Reading time: 3 mins

Meet the Experts

Key Takeaways

⇨ Organizations must find input metrics that are predictive of output metrics.

⇨ One data stream isn't sufficient to make a good decision.

⇨ Data must be provided with context to be properly understood.

During the day 2 keynote of SAPinsider 2024, attendees heard from Executive Chairman of Catapult Sports Adir Shiffman, about how sports teams  worldwide are using data to keep players healthy, maximize performance, drive decision making, and help win championships. What made the conversation relevant to attendees, was that Shiffman provided examples of how businesses can use the same techniques within their own organizations. Achieving this is about understanding the right data to capture, and then extracting the most valuable, actionable insights.

One of the main goals for any sports team is to avoid injuries to athletes. The two types of injuries that athletes incur are soft tissue injuries and impact injuries. Since impact injuries are almost impossible to predict, Catapult Sports focuses on predicting soft tissue injuries. However, an injury is an output metric and that is typically hard to measure, so it is important to find input metrics that are predictive of those output metrics. With the right input metrics, teams can make informed decisions about when to play or rest the athletes.

This same methodology can be applied to business data. For example, in a consumer e-commerce business it is difficult to link brand advertising to sales. While pressure is typically applied around sales, the output metric, it can be far more beneficial to focus on brand searches, the input metric. Just as in sports, focusing on the input metrics is crucial if the organization is to drive better output metrics.

However, there is often significant friction between having data and individuals that have significant experience or expertise.
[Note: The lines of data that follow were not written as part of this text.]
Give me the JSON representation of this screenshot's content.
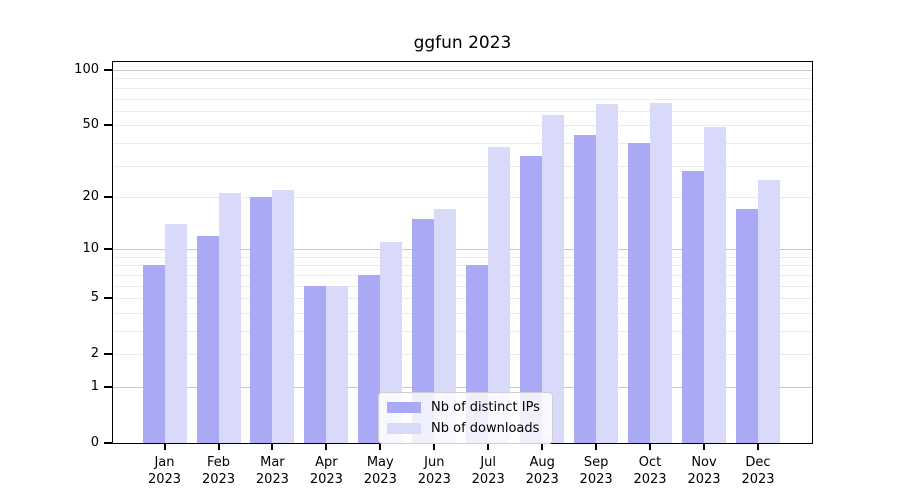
{
  "title": "ggfun 2023",
  "chart_data": {
    "type": "bar",
    "title": "ggfun 2023",
    "categories": [
      "Jan 2023",
      "Feb 2023",
      "Mar 2023",
      "Apr 2023",
      "May 2023",
      "Jun 2023",
      "Jul 2023",
      "Aug 2023",
      "Sep 2023",
      "Oct 2023",
      "Nov 2023",
      "Dec 2023"
    ],
    "series": [
      {
        "name": "Nb of distinct IPs",
        "color": "#a9a9f5",
        "values": [
          8,
          12,
          20,
          6,
          7,
          15,
          8,
          34,
          44,
          40,
          28,
          17
        ]
      },
      {
        "name": "Nb of downloads",
        "color": "#d9d9f9",
        "values": [
          14,
          21,
          22,
          6,
          11,
          17,
          38,
          57,
          65,
          66,
          49,
          25
        ]
      }
    ],
    "yscale": "log1p",
    "ylim": [
      0,
      110
    ],
    "y_ticks": [
      0,
      1,
      2,
      5,
      10,
      20,
      50,
      100
    ],
    "y_major_gridlines": [
      1,
      10,
      100
    ],
    "y_minor_gridlines": [
      2,
      3,
      4,
      5,
      6,
      7,
      8,
      9,
      20,
      30,
      40,
      50,
      60,
      70,
      80,
      90
    ],
    "grid": true,
    "legend_position": "inside-bottom-center",
    "colors": {
      "major_grid": "#c9c9c9",
      "minor_grid": "#ececec",
      "frame": "#000000",
      "tick_text": "#000000"
    }
  }
}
This is because those with expertise often do not want to accept the conclusions drawn from examining the data. The way to overcome this friction is for both sides to respect each other. Data alone will not provide all the answers, but it will provide deep insight and context. Those with experience and expertise cannot be dismissive of the data or they will be beaten, in a sports context, by those that know how to use it.
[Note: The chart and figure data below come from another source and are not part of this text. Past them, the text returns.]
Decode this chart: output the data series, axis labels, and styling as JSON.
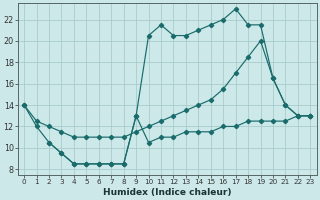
{
  "xlabel": "Humidex (Indice chaleur)",
  "bg_color": "#cce8e8",
  "grid_color": "#aacccc",
  "line_color": "#1a6b6b",
  "xlim": [
    -0.5,
    23.5
  ],
  "ylim": [
    7.5,
    23.5
  ],
  "yticks": [
    8,
    10,
    12,
    14,
    16,
    18,
    20,
    22
  ],
  "xticks": [
    0,
    1,
    2,
    3,
    4,
    5,
    6,
    7,
    8,
    9,
    10,
    11,
    12,
    13,
    14,
    15,
    16,
    17,
    18,
    19,
    20,
    21,
    22,
    23
  ],
  "line1_x": [
    0,
    1,
    2,
    3,
    4,
    5,
    6,
    7,
    8,
    9,
    10,
    11,
    12,
    13,
    14,
    15,
    16,
    17,
    18,
    19,
    20,
    21,
    22,
    23
  ],
  "line1_y": [
    14,
    12,
    10.5,
    9.5,
    8.5,
    8.5,
    8.5,
    8.5,
    8.5,
    13,
    20.5,
    21.5,
    20.5,
    20.5,
    21,
    21.5,
    22,
    23,
    21.5,
    21.5,
    16.5,
    14,
    13,
    13
  ],
  "line2_x": [
    0,
    1,
    2,
    3,
    4,
    5,
    6,
    7,
    8,
    9,
    10,
    11,
    12,
    13,
    14,
    15,
    16,
    17,
    18,
    19,
    20,
    21,
    22,
    23
  ],
  "line2_y": [
    14,
    12.5,
    12,
    11.5,
    11,
    11,
    11,
    11,
    11,
    11.5,
    12,
    12.5,
    13,
    13.5,
    14,
    14.5,
    15.5,
    17,
    18.5,
    20,
    16.5,
    14,
    13,
    13
  ],
  "line3_x": [
    2,
    3,
    4,
    5,
    6,
    7,
    8,
    9,
    10,
    11,
    12,
    13,
    14,
    15,
    16,
    17,
    18,
    19,
    20,
    21,
    22,
    23
  ],
  "line3_y": [
    10.5,
    9.5,
    8.5,
    8.5,
    8.5,
    8.5,
    8.5,
    13,
    10.5,
    11,
    11,
    11.5,
    11.5,
    11.5,
    12,
    12,
    12.5,
    12.5,
    12.5,
    12.5,
    13,
    13
  ]
}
In another sports example, one data stream isn’t enough to be able to understand what is going on. For example, looking at the video of a player’s performance from a specific play can only provide so much information on the performance in that play. One good data stream may be better than having no information, but it is still just one data stream. Organizations need to source other data streams before they can make a more informed decision.

The last point Shiffman made was about how to contextualize data for more senior members of organizations. An analyst or data scientist may have great information, but providing that to a coach without context means the coach doesn’t understand the context behind the data and h doesn’t understand the true value of the data. What is important is providing the story, or the context, in a way that matters. The lesson is that to communicate what matters it is necessary to tell a compelling story.

In many organizations, there is corporate wisdom that people generally believe is true and make decisions based on that wisdom. This happens when an organization thinks they know which metrics are the most important in decision making. However, this usually means that the metrics are not fully understood. It is possible to overlook important information because accepted truths are used that aren’t being questioned. This is where the data itself is not providing the solution, but what is correlated with that data that provides the ultimate benefit.